Dealing with multimodality and unconstrained parameter in Generic Confirmatory Factor Analysis model

Erikson Kaszubowski

unread,

Nov 4, 2016, 4:27:05 PM11/4/16

to Stan users mailing list

Greetings,

I'm working on a general confirmatory factor analysis model with Stan, inspired by the lavaan and blavaan packages (https://arxiv.org/pdf/1511.05604.pdf). My idea is to build a pre-compiled model, similar to the strategy used in rstanarm, to quickly fit CFA models with Stan (and general SEM models later on), using lavaan's simple syntax to define the model and generate the parameter matrices.

I have some questions about my implementation:

(1) Especially with standardized latent variables, there are at least two modes for some sets of parameters (loadings lambda and latent covariance matrix Phi) due to sign switching. I have visited many threads about this issue here, but some proposed solutions, like manual initialization and positivity constraints, are not working as expected. For example, when I constrain the loadings to be positive, some chains find the right mode, but other chains keep bouncing at zero. I suspect I should constrain more parameters, but I don't know exactly which. Could someone suggest how to deal with this multimodality issue without post-processing?

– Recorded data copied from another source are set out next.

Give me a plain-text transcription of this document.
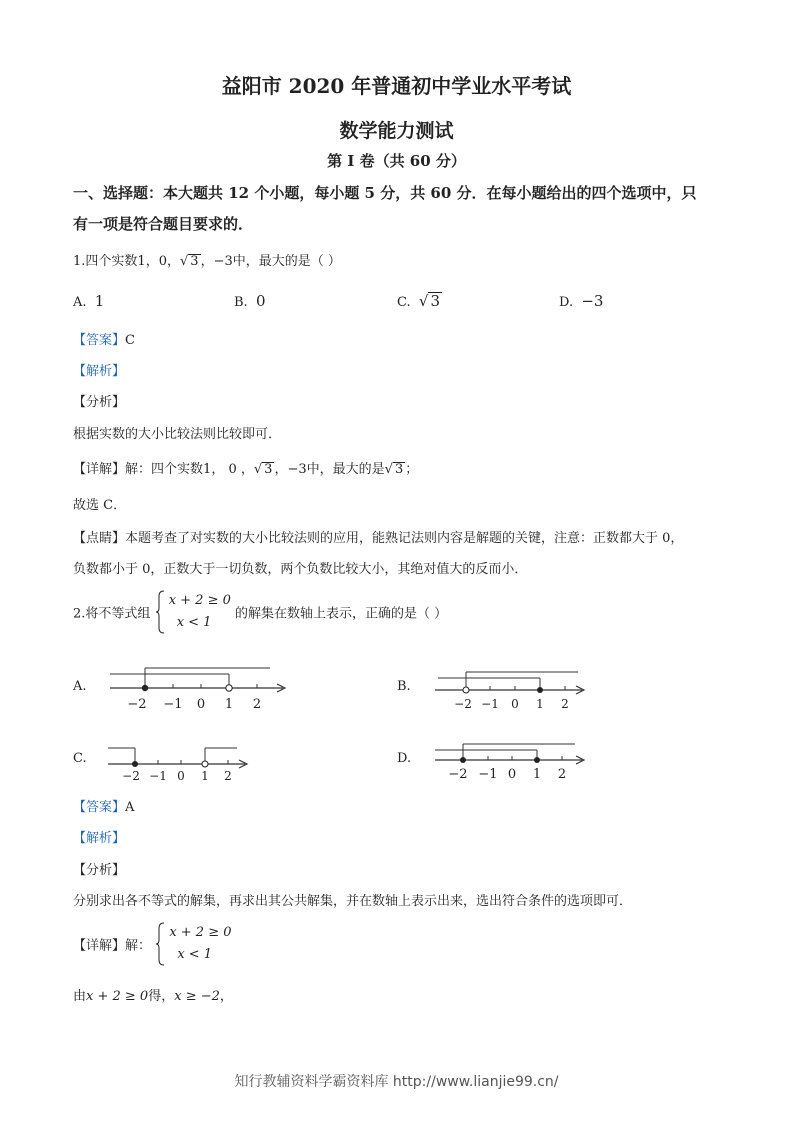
益阳市 2020 年普通初中学业水平考试
数学能力测试
第 I 卷（共 60 分）
一、选择题：本大题共 12 个小题，每小题 5 分，共 60 分．在每小题给出的四个选项中，只
有一项是符合题目要求的．
1.四个实数1，0，√ 3 ，−3中，最大的是（ ）
A. 1	B. 0	C. √ 3	D. −3
【答案】C
【解析】
【分析】
根据实数的大小比较法则比较即可．
【详解】解：四个实数1， 0 ，√ 3 ，−3中，最大的是√ 3 ；
故选 C．
【点睛】本题考查了对实数的大小比较法则的应用，能熟记法则内容是解题的关键，注意：正数都大于 0，
负数都小于 0，正数大于一切负数，两个负数比较大小，其绝对值大的反而小．
2.将不等式组
x + 2 ≥ 0
x < 1
的解集在数轴上表示，正确的是（ ）
A.
−2 −1 0 1 2
B.
−2 −1 0 1 2
C.
−2 −1 0 1 2
D.
−2 −1 0 1 2
【答案】A
【解析】
【分析】
分别求出各不等式的解集，再求出其公共解集，并在数轴上表示出来，选出符合条件的选项即可．
【详解】解：
x + 2 ≥ 0
x < 1
由x + 2 ≥ 0得，x ≥ −2，
知行教辅资料学霸资料库 http://www.lianjie99.cn/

(2) I read in another thread that leaving free parameters (parameters not really constrained by any data or prior) can be harmful to HMC. Currently, I'm defining unconstrained parameters in the 'parameters' block (with cholesky correlation matrix and vector of standard deviations for the CFA model matrices), and constraining them in the 'transformed parameters' block -- e.g., fixing some elements of a matrix to zero or one. The likelihood is defined with the constrained parameters, of course, but that leaves some parameters without any true connection to the model. All unconstrained parameters are given somewhat weakly informative priors (like normal(0,1) for loadings, cauchy(0,1) for residual standard deviations, etc. etc.), so they are not completely unconstrained. When estimating the parameter of a CFA with one indicator loading fixed to one for each latent factor, HMC samples very quickly and with very good mixing. Should I be worried about the unconstrained parameters?

Thanks!

Erikson

lavaan.R

lavaan.stan

Stephen Martin

unread,

Nov 4, 2016, 4:59:39 PM11/4/16

to Stan users mailing list

First, this is an excellent project that you're working on. I'll hopefully soon be releasing a DIF/measurement invariance procedure in stan, and may borrow implementation ideas from you so the user can specify general CFA models. Very cool.

As for your questions:
1) You could try first fitting the model via optimization and using the output as the initial values for the chains. This hasn't work great for me in the past, but you may give it a shot. When I've fit CFAs in stan, I typically use the standardized solution with positive loadings and haven't hit much multimodality; this also gives better control over the priors. That said, it looks to me like you are using the covariance and multivariate normal approach, which I don't use. Try leaving the normal covariance-based approach to CFA fits and instead try fitting it via regressions. E.g., y[i,1] ~ normal(lambda[1,1]*theta[i], residual[1]) if theta is latent ability, lambda is the factor loading for factor 1 on item 1, and residual[1] is the residual for item 1. Does that make sense? Don't bother estimating the covariance matrix, but estimate the factor loadings and individuals' latent abilities and use likelihoods for each item and case. If you want the covariance matrix for later processing, generate it via transformed parameters or generated quantities.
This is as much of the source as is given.